C’est sans doute l’effet Georges Plassat. A peine arrivé aux manettes de Carrefour, celui-ci prend une double décision, celle de se désengager de la Grèce, pays où le groupe s’est implanté il y a plus de 20 ans, pour se renforcer en Amérique latine. Le distributeur français vient en effet d’annoncer qu’il cédait ses 800 points de vente grecs à son partenaire local, le groupe Marinopoulos, qui devient le franchisé exclusif de la marque Carrefour en Grèce, à Chypre, en Bulgarie, et dans d’autres pays des Balkans. Parallèlement, Carrefour rachète 129 magasins de la chaîne discount argentine Eki, mise en redressement judiciaire fin 2011. Autrement dit, il sort d’un pays en plein marasme, déjà en faillite partielle et dont l’hypothèse d’une sortie de la zone euro n’est pas complètement écartée, au profit d’un pays émergent qui, 10 ans après un défaut dévastateur, a rebondi et affiche depuis lors des taux de croissance élevés (plus de 8% en moyenne entre 2003 et 2011).
La Bourse a salué cette initiative, bien que Carrefour annonce, «au terme de cette réorganisation une charge d’environ 220 millions d’euros au titre d’activités non poursuivies», et que l’activité reprise en Argentine soit en cessation de paiement depuis 6 mois. Le groupe ne communique pas sur le montant de l’opération mais le quotidien « La Nacion » évoquait le mois dernier un investissement de 300 millions de pesos argentins, soit 52 millions d’euros.

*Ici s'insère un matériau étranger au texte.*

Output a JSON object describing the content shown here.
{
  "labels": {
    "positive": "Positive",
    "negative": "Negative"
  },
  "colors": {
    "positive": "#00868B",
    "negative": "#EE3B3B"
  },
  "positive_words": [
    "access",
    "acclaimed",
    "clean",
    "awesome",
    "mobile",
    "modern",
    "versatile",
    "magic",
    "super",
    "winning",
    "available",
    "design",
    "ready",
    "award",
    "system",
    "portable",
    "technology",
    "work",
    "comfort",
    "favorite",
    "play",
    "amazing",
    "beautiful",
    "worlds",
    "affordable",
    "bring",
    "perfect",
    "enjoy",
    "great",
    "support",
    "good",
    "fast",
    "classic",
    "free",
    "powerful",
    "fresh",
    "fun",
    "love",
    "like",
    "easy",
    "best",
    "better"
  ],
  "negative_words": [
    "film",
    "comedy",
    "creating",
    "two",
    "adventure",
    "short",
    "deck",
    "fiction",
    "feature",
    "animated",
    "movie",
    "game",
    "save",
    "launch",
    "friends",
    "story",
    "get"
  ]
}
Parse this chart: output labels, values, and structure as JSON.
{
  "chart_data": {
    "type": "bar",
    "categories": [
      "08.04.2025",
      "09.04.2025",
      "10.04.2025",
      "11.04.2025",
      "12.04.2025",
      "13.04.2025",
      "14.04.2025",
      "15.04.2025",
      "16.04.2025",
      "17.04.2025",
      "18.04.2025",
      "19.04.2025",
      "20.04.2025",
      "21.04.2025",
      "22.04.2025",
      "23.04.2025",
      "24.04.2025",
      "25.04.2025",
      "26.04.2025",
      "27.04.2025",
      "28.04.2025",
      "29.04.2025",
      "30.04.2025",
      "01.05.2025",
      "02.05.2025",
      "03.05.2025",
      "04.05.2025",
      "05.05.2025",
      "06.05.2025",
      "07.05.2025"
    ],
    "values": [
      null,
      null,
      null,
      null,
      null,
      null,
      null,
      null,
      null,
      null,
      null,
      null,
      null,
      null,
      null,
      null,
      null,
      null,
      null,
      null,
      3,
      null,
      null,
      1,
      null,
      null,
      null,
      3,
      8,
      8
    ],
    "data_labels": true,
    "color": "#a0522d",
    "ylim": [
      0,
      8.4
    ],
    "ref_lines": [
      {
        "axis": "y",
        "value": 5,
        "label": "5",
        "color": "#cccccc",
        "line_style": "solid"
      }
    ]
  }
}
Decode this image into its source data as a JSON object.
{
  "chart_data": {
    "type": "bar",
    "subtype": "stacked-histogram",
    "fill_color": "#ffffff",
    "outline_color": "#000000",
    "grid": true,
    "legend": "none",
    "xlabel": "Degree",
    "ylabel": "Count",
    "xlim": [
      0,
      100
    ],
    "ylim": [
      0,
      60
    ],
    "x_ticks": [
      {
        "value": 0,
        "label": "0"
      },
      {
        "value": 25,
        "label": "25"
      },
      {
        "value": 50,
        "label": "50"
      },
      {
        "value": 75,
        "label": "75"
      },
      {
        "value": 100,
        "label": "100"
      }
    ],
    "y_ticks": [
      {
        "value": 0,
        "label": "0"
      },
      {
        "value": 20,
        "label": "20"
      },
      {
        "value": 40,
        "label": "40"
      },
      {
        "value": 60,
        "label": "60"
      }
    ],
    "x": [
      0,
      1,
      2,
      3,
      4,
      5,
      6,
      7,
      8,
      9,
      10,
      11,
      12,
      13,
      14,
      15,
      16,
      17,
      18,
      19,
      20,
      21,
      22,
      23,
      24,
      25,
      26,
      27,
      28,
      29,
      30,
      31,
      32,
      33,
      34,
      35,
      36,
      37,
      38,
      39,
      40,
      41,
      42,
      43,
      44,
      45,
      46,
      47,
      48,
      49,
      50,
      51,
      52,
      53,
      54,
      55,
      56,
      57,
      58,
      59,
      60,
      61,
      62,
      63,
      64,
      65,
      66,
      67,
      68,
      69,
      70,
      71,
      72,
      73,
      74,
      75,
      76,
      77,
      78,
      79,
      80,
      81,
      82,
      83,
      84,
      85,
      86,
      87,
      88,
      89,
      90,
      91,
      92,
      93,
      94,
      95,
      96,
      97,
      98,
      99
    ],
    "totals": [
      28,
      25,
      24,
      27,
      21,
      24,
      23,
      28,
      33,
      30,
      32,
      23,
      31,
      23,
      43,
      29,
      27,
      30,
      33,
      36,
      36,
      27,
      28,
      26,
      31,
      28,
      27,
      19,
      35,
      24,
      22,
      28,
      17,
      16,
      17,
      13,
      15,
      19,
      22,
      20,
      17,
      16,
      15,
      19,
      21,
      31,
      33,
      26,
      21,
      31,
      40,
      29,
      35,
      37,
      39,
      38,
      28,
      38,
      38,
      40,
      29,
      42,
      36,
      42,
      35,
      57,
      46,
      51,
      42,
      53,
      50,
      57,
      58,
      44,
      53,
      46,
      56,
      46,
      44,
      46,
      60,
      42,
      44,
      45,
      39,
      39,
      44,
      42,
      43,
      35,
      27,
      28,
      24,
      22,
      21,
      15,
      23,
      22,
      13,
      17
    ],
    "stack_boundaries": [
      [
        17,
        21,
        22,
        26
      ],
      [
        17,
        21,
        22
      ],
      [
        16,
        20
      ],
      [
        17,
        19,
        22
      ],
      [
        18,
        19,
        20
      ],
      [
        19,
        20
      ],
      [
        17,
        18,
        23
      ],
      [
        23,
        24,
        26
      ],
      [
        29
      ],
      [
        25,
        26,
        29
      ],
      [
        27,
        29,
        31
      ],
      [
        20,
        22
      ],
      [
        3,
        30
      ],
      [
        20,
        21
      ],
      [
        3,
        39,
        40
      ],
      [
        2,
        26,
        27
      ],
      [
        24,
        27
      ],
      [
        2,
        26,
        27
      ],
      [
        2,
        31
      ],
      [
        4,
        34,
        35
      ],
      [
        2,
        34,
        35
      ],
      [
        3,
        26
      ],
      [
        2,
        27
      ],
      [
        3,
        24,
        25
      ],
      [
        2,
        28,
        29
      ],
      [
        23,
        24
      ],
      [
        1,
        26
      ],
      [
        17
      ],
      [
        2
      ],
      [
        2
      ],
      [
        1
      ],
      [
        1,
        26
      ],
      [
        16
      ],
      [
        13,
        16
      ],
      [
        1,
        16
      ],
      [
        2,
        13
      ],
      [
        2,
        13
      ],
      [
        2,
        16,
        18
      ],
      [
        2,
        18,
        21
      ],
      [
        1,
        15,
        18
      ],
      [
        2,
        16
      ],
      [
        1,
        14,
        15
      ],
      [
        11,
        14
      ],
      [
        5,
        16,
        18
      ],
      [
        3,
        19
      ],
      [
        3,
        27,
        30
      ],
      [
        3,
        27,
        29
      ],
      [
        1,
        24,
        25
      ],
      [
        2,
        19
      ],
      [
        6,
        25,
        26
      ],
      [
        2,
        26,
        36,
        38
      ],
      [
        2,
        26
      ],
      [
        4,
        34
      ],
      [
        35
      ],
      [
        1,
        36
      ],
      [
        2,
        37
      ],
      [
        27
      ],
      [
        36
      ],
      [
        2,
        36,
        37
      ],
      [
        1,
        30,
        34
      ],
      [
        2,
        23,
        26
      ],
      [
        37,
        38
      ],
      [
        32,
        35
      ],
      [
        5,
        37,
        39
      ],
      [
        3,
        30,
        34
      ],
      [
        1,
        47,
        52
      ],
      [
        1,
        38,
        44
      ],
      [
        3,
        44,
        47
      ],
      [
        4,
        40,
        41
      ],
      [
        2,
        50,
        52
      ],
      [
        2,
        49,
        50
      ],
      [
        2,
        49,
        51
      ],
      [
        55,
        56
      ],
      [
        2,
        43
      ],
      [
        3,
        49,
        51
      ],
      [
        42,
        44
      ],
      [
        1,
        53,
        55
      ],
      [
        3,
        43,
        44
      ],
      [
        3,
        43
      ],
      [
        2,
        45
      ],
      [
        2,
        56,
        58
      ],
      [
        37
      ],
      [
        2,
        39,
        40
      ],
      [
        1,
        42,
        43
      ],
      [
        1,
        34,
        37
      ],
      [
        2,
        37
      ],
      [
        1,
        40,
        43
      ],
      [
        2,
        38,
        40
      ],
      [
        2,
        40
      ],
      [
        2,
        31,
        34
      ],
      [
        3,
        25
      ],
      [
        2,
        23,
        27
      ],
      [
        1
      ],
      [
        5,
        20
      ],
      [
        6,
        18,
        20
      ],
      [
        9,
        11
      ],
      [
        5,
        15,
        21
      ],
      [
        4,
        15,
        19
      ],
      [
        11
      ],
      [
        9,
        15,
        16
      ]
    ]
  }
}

Les magasins Eki _ 19 petits supermarchés et 110 magasins de proximité_ sont principalement situés à Buenos Aires, et à la périphérie, mais aussi dans la province de Santa Fe . « Avec cette acquisition, Carrefour renforce sa position de leader en Argentine et élargit son réseau de magasins de proximité », se félicite le groupe, déjà présent depuis 30 ans en Argentine où sa filiale locale exploite 261 points de vente sur tout le territoire, pour un chiffre d’affaires de 3 milliards d’euros en 2011 (3% des ventes du groupe), en hausse de 20%.
Le gouvernement argentin n’a pas ménagé ses efforts ces derniers mois pour trouver un repreneur à l’entreprise. Le patron de Carrefour Argentine, Daniel Fernández, avait été reçu le 4 mai par le ministre du Travail, pour discuter principalement du sauvetage des 2.300 emplois d’Eki. A cette occasion, Carrefour se serait engagé à payer rétroactivement les salaires des employés, selon la presse argentine qui croit également savoir que les magasins Eki passeront rapidement sous les enseignes « Carrefour Market » et « Carrefour Express ».
Tropisme latino-américain
Cette nouvelle initiative en Amérique latine, région en pleine évolution et qui résiste plutôt bien pour le moment au marasme européen et à la baisse de régime de la Chine, est particulièrement bienvenue pour Carrefour. Le géant de la distribution _ 410.000 salariés pour 91 milliards d’euros de chiffre d’affaires réalisés dans 33 pays_ est aujourd’hui un paquebot légèrement ivre, en échec sur ses derniers grands défis marketing (tels le concept Carrefour Planet), faisant face au recul de ses parts de marché en France et à des difficultés sur ses marchés matures. Son bénéfice a chuté de 14 % l’an dernier, à 371 millions d’euros l’an dernier. Le nouveau patron Georges Plassat n’a pas caché lors de la récente assemblée générale qu’il procèderait à d’autres arbitrages entre les différentes implantations étrangères du groupe.
Manifestement, ces arbitrages devraient plutôt se faire en faveur de la région latino-américaine. Choix plutôt judicieux puisque la zone est aujourd’hui l’une des plus prometteuses pour la grande distribution, selon le cabinet A.T.Kearney. Carrefour y est d’ailleurs déjà bien implanté, non seulement en Argentine mais aussi en Colombie et au Brésil. Même si, dans ce dernier pays, le distributeur français a pris une claque l’an dernier en tentant de prendre le contrôle du leader brésilien de la distribution Pão de Açucar (22,6 milliards d’euros de chiffre d’affaires en 2011), avec le soutien de Brasilia via la banque d’investissement BNDES. Son concurrent Casino, partenaire de Pão de Açucar depuis 2005 (avec prise de contrôle programmée), a sorti l’artillerie lourde dès qu’il a découvert ce que tramait son allié brésilien dans son dos et fait capoter le projet. Le 22 juin dernier, le patron de Casino Jean-Charles Naouri a d’ailleurs pris triomphalement le contrôle de Pão de Açucar, faisant ainsi du Brésil son premier marché (devant la France) avec plus de 40% de ses ventes en 2012.